Invoice factoring alternatives

If you decide invoice factoring isn’t the right option for your business, there are other options to consider. Here are some funding alternatives that may be the right choice for your business:

  • Invoice financing: Invoice financing is another way to get advance funding for your business. If you have good credit, this can be another option for your business. 
  • Conventional business loan: Do you need more cash all at once? Consider applying for a business loan. 
  • Business line of credit: If you’d like consistent access to cash, consider a business line of credit. You can use as much (or as little) of your borrowing limit as you wish, and as you pay down your line you have access to that amount again. 
  • Upgrade your invoice management: You may be able to avoid invoice factoring just by upgrading your invoice management process. Invoicing software can make it easy for you to quickly track your invoices and send automated reminders before payments are due. Autopay and online payment methods can make the payment process easy for clients and encourage on-time payments.

FAQs about invoice factoring

  • All you have to do to qualify for invoice factoring is be a company that issues invoices. If you do, the invoice factoring company will look at your clients’ creditworthiness to determine that they want to work with you. 
  • You (the business) pay the factoring fee for invoice factoring.

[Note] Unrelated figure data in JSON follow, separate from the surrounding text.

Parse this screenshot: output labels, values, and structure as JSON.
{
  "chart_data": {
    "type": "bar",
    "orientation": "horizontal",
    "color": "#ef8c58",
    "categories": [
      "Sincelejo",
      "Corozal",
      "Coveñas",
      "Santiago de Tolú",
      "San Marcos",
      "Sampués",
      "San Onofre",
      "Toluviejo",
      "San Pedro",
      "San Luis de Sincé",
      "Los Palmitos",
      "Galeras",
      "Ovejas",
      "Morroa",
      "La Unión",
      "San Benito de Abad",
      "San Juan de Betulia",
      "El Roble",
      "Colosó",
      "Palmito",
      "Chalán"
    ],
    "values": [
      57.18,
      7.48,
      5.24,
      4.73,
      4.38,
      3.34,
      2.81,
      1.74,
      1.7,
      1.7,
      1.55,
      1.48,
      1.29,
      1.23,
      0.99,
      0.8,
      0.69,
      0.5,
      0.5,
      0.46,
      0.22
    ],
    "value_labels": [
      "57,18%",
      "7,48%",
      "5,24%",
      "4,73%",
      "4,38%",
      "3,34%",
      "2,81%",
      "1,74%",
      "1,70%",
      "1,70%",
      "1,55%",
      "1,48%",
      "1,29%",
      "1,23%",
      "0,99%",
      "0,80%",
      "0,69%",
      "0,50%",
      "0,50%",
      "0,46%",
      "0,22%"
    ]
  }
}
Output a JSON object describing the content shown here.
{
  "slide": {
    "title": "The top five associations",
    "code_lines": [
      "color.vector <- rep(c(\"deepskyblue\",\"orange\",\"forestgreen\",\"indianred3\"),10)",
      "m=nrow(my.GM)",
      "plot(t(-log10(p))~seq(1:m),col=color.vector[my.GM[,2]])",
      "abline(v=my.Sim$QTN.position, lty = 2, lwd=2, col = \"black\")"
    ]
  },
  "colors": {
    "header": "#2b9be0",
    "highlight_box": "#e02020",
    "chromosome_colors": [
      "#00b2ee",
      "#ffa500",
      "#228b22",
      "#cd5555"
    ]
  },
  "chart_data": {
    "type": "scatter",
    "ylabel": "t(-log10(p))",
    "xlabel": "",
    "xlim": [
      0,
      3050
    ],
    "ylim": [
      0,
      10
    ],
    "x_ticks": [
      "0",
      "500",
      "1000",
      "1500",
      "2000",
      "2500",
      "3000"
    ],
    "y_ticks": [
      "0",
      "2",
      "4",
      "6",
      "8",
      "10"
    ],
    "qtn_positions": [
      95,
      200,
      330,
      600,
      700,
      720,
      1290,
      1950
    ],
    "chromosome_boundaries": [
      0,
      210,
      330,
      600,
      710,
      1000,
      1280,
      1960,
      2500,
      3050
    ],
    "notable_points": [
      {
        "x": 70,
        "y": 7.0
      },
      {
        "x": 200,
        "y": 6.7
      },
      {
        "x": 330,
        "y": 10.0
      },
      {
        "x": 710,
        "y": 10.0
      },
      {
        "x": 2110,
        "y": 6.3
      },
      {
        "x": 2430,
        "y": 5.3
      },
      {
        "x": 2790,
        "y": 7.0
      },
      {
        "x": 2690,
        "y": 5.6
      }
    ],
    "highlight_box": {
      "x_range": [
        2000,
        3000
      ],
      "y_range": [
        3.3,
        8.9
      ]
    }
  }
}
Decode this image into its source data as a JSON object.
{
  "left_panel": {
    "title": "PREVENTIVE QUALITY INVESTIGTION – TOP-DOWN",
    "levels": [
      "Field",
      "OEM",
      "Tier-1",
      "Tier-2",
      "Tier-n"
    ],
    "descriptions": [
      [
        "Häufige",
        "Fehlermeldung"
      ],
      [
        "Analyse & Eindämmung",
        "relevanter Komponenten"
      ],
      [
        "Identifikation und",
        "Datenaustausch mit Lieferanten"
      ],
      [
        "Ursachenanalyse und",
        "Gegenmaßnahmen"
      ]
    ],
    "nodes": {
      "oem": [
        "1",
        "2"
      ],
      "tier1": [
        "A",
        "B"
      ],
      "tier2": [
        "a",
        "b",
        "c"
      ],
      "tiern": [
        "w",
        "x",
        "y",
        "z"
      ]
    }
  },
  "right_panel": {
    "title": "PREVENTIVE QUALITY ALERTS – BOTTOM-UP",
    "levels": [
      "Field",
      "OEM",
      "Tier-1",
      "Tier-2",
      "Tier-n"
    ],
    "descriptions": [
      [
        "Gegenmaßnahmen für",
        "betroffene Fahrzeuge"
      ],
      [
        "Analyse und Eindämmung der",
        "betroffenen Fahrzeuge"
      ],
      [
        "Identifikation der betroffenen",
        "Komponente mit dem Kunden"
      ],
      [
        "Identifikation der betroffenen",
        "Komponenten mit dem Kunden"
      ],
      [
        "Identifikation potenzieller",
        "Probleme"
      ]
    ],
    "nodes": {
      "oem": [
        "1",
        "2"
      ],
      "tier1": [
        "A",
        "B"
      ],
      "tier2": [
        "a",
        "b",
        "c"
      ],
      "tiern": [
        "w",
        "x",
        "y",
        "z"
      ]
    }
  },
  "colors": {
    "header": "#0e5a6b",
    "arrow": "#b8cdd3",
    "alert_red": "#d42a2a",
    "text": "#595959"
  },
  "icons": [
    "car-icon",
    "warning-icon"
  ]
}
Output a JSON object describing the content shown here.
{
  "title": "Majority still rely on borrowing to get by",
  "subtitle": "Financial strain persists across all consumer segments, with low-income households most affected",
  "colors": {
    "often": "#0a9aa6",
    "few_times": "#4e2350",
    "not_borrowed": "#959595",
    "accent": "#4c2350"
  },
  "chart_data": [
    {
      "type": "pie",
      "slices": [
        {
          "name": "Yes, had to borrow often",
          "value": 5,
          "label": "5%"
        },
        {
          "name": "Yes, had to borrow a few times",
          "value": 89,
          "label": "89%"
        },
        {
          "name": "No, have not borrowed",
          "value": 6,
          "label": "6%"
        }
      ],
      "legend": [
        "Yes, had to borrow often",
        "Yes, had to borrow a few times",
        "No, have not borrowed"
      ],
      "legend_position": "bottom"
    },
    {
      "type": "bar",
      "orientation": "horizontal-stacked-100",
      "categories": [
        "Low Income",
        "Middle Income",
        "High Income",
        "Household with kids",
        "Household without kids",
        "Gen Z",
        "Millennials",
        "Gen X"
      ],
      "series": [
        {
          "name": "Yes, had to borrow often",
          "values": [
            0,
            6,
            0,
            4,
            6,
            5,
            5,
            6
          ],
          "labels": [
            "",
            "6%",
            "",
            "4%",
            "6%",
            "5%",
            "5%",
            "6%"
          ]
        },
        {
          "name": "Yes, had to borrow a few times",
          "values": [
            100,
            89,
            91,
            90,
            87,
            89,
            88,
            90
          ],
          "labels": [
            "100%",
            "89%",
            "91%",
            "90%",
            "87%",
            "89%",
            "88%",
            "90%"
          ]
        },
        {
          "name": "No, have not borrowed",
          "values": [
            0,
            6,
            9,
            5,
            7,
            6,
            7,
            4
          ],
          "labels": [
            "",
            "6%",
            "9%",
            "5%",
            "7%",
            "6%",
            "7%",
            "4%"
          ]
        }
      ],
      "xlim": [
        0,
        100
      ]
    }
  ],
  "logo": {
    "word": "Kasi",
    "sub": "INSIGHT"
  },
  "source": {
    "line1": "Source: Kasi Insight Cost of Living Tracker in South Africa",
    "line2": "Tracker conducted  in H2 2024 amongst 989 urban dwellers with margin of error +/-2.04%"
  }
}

The factoring company automatically deducts the fees when they collect payment from the client. Total factoring fees may vary depending on the factoring company and the agreement you’ve made with them. 
  • No, you do not have to factor every invoice. Invoice factoring companies let you choose which invoices you factor depending on your current financial needs. 
  • Invoice factoring companies typically pay you an advance within a few business days. This advance is usually 70 percent to 90 percent of the total invoice amount. Once the client pays the invoice, the invoice factoring company will then pay you the remaining amount minus any factoring fees. This could take 30 to 90 additional days.